Asked what skills they bring to the table, Baber said he can "bring folks together" to solve problems. "It's hurt my heart to see folks fighting at Town Council meetings," he said. "It's important to get over it, get on with things and listen to what people say."
Robertson said she listened to people's concerns during her work on the town playground committee. "I created a friendly, welcoming environment where people could ask questions and express their ideas," she said. "Town Council should be the same." Buller said his experience as a union steward at work would help him skillfully solve the problems of Clifton's ever-diversifying population.
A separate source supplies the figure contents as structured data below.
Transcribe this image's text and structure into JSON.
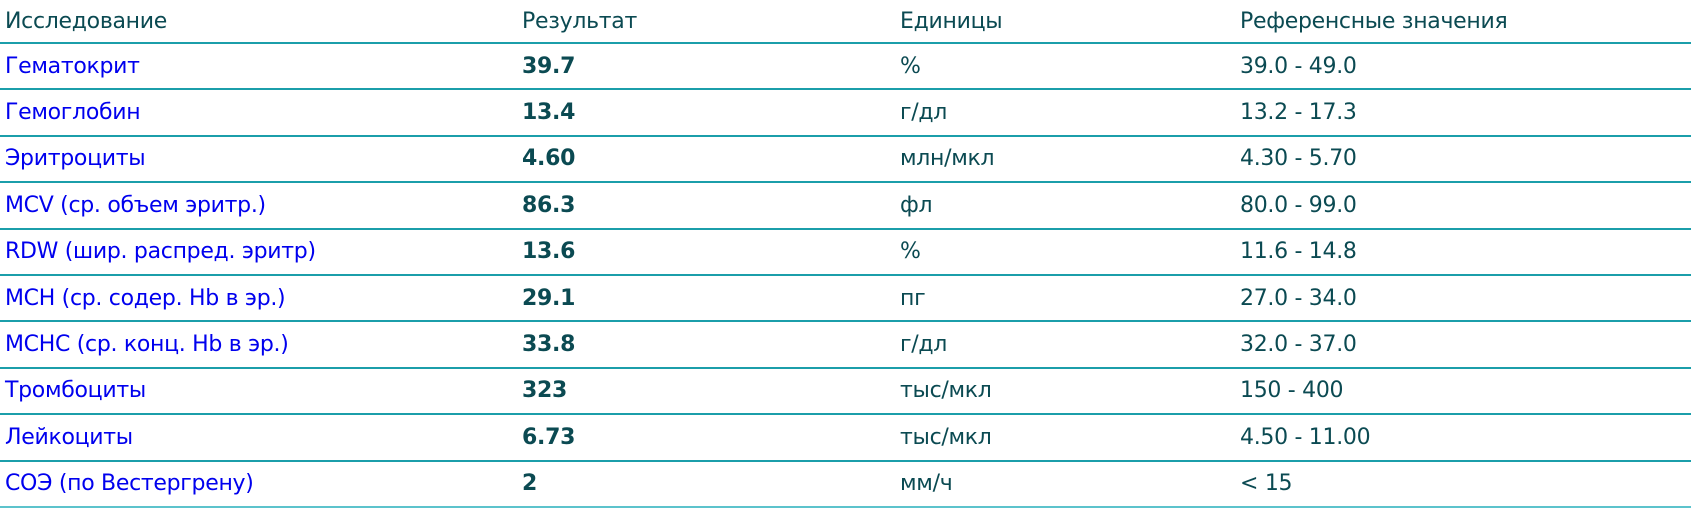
{
  "header": {
    "study": "Исследование",
    "result": "Результат",
    "units": "Единицы",
    "reference": "Референсные значения"
  },
  "rows": [
    {
      "name": "Гематокрит",
      "result": "39.7",
      "units": "%",
      "reference": "39.0 - 49.0"
    },
    {
      "name": "Гемоглобин",
      "result": "13.4",
      "units": "г/дл",
      "reference": "13.2 - 17.3"
    },
    {
      "name": "Эритроциты",
      "result": "4.60",
      "units": "млн/мкл",
      "reference": "4.30 - 5.70"
    },
    {
      "name": "MCV (ср. объем эритр.)",
      "result": "86.3",
      "units": "фл",
      "reference": "80.0 - 99.0"
    },
    {
      "name": "RDW (шир. распред. эритр)",
      "result": "13.6",
      "units": "%",
      "reference": "11.6 - 14.8"
    },
    {
      "name": "MCH (ср. содер. Hb в эр.)",
      "result": "29.1",
      "units": "пг",
      "reference": "27.0 - 34.0"
    },
    {
      "name": "MCHC (ср. конц. Hb в эр.)",
      "result": "33.8",
      "units": "г/дл",
      "reference": "32.0 - 37.0"
    },
    {
      "name": "Тромбоциты",
      "result": "323",
      "units": "тыс/мкл",
      "reference": "150 - 400"
    },
    {
      "name": "Лейкоциты",
      "result": "6.73",
      "units": "тыс/мкл",
      "reference": "4.50 - 11.00"
    },
    {
      "name": "СОЭ (по Вестергрену)",
      "result": "2",
      "units": "мм/ч",
      "reference": "< 15"
    }
  ],
  "colors": {
    "link": "#0000ee",
    "text": "#0b4a52",
    "divider": "#1b9eaa"
  }
}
As for needed changes, Buckley said the balance between commercial and residential properties should be maintained, as well as Clifton's small-town atmosphere. Watts said, "We need to ask people where we go from here, and we can communicate by computer."
Regarding what they'd do for the town, Buller said Clifton needs a strategic plan about how to use its increased income. Robertson said the money could be used for brick walkways and gaslights to give Clifton a more historic feel.
To model appropriate citizen behavior, Buller said he'd encourage attendance at Town Council meetings. "I don't gossip," said Dillard. "Sometimes what we don't do makes us good citizens."
Asked how much time per week they'd devote to Clifton and if they'd accept appointments on outside boards, all the candidates said they'd do whatever it takes. Chesley said he spends 20 hours a week now as mayor and serves on numerous boards for the good of Clifton.
Robertson said, as a stay-at-home mom, she has flexibility with her time and would gladly do her part because "it's worthwhile and important and I'd like to contribute." Watts and Arnold said they, too, are readily available.
"I'm willing to work," said Baber. "I think it's important that Town Council members serve on outside boards because it gives you the scope of relationships you need and lets you know how other [entities] handle these issues."
Regarding how to heal divisions within Clifton, Dillard replied, "You have to start acting like kids — they argue with friends and make up. You shouldn't scurry around town spreading gossip. Wave to neighbors; little things will start to heal it."
"Common courtesy," said Robertson. "Remember to be friendly and neighborly, and have regular social functions. Most people have good intentions in their hearts." Buckley said volunteering together helps; added Baber: "Focus on the town, [rather] than the council members."